Closed betterclever closed 7 years ago
@jyothiraditya @dynamitechetan @dravitlochan What do you think about server based implementation and should we go ahead with it?
Models for speech processing would need to be trained and we currently have a lot of open areas to solve. This might be a feature for the future, but not right now.
@mariobehling I think there is some misunderstanding. This issue is not about training speech models at all or making our own speech synthesis engine since it is neither easy nor our goal. It is just that instead of calling Google Speech API , then Susi Chat API, then Watson API slows down the work on a slow network if it is all done on client (raspberry pi for example). It was about moving it to server, so that you send recorded voice to server, Server calls Google Speech API there, gets text output, generate Susi Response , do TTS by calling Watson API there and send back the response (.wav file to be played) sent via Watson API to device. Since server runs on a Cloud Based Environment with High Speed internet and a moderately powerful CPU, there is time saved and it can be utilized by any Susi Client as well.
This is doable and I'll soon implement in my custom deployment to test if it helps. Is there any problem with this approach?
ok interesting idea, but if this 'just' about sending the speech to an server for stt, then it does not matter if you send it from the client directly to google/watson etc or to susi_server back-end. This data has to be send anyway, right?
And if you send the audio first to susi_server, then we have the add-on task to send the audio from susi_server then also to google/watson etc. That creates more load. Did I miss the point?
No, you are absolutely right. Actually, connection at my home sometimes takes long time in resolution so when I was performing frequent calls I saw a slowdown since there are multiple requests needed from client side. Thus, I was thinking if it could be improved by shifting everything to server, were not sure if it would help but what I thought that we need to send data once to server and get data back once. Server doesn't face much connectivity issues, and on Google Cloud shell when I tried it was almost instantaneous for both TTS and STT (on a 5-sec voice sample) so no major delays there. But I think it won't be of much help since we would need to manage other issues as well in such a case like proper syncing and re-sending back the audio in case of failure and as you said it should not affect speed much as well (if it would) or it may introduce delays as well. So, I think we should stick to current approach. Closing this therefore.

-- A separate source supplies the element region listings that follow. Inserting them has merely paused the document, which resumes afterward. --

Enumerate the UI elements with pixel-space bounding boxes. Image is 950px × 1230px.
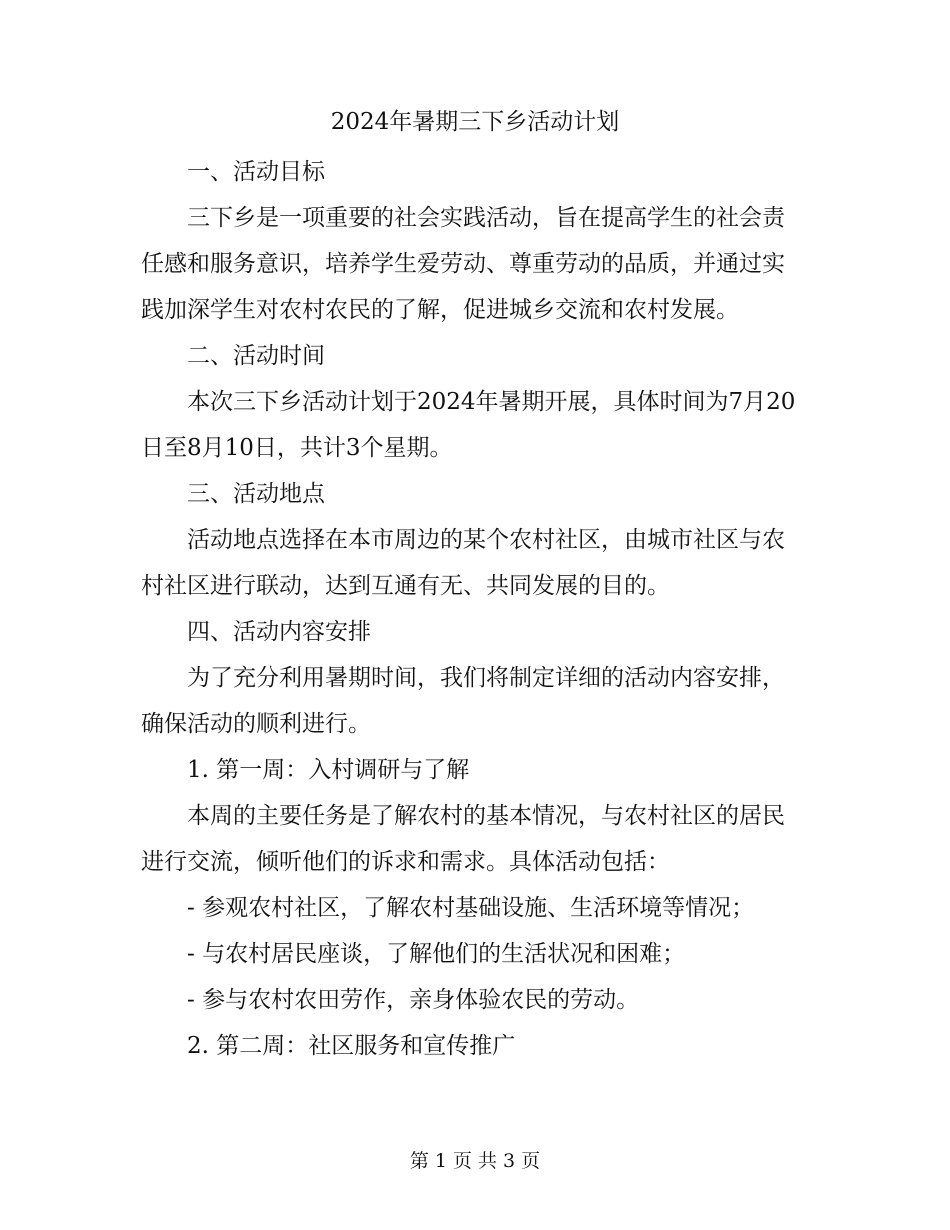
page-number-footer: 第 1 页 共 3 页 (409, 1150, 541, 1172)
paragraph-line: 村社区进行联动，达到互通有无、共同发展的目的。 (141, 573, 670, 599)
paragraph-line: 活动地点选择在本市周边的某个农村社区，由城市社区与农 (187, 527, 785, 553)
paragraph-line: 日至8月10日，共计3个星期。 (141, 435, 453, 461)
list-item: - 与农村居民座谈，了解他们的生活状况和困难； (187, 941, 686, 967)
subheading-week-1: 1. 第一周：入村调研与了解 (187, 757, 470, 783)
paragraph-line: 本周的主要任务是了解农村的基本情况，与农村社区的居民 (187, 803, 785, 829)
subheading-week-2: 2. 第二周：社区服务和宣传推广 (187, 1033, 516, 1059)
section-heading-location: 三、活动地点 (187, 481, 325, 507)
paragraph-line: 本次三下乡活动计划于2024年暑期开展，具体时间为7月20 (187, 389, 796, 415)
section-heading-content: 四、活动内容安排 (187, 619, 371, 645)
list-item: - 参观农村社区，了解农村基础设施、生活环境等情况； (187, 895, 755, 921)
list-item: - 参与农村农田劳作，亲身体验农民的劳动。 (187, 987, 640, 1013)
paragraph-line: 确保活动的顺利进行。 (141, 711, 371, 737)
paragraph-line: 三下乡是一项重要的社会实践活动，旨在提高学生的社会责 (187, 205, 785, 231)
paragraph-line: 任感和服务意识，培养学生爱劳动、尊重劳动的品质，并通过实 (141, 251, 785, 277)
paragraph-line: 进行交流，倾听他们的诉求和需求。具体活动包括： (141, 849, 670, 875)
paragraph-line: 为了充分利用暑期时间，我们将制定详细的活动内容安排， (187, 665, 785, 691)
paragraph-line: 践加深学生对农村农民的了解，促进城乡交流和农村发展。 (141, 297, 739, 323)
document-title: 2024年暑期三下乡活动计划 (330, 109, 620, 135)
section-heading-time: 二、活动时间 (187, 343, 325, 369)
section-heading-goals: 一、活动目标 (187, 159, 325, 185)
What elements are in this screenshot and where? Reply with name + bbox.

Currently the app is very slow. It takes considerable time between speech input and output. I dug down to find out cause and observe the same pattern on Alexa. The main cause of slow down is that we need to handle things one by one i.e. first we record the voice, then send it to Google for recognition , after getting hypothesis text, we send it to Susi server and it replies back text, and then we synthesize speech either on device or send it for synthesis to Watson which can cause even more slowdown.
How does Amazon handles that? Amazon Alexa devices send voice recorded to Amazon , to "Alexa Voice Service", the Alexa voice service does all the processing there and sends back a file with speech output , which is then played.
Can we incorporate the same in Susi? Yes, we can shift all the speech processing work to server and follow Alexa like approach. This also helps us to think in a cross language form, i.e. a web client can also record , using web apis for microphone, and then playback the file sent via server. Also, smart mirror project https://magicmirror.builders/ has modules written primarily in Javascript so we get an advantage there too.
It can be done using a servelet on Susi Server dedicated for Speech Processing using other APIs.
@mariobehling @Orbiter what are your views on this?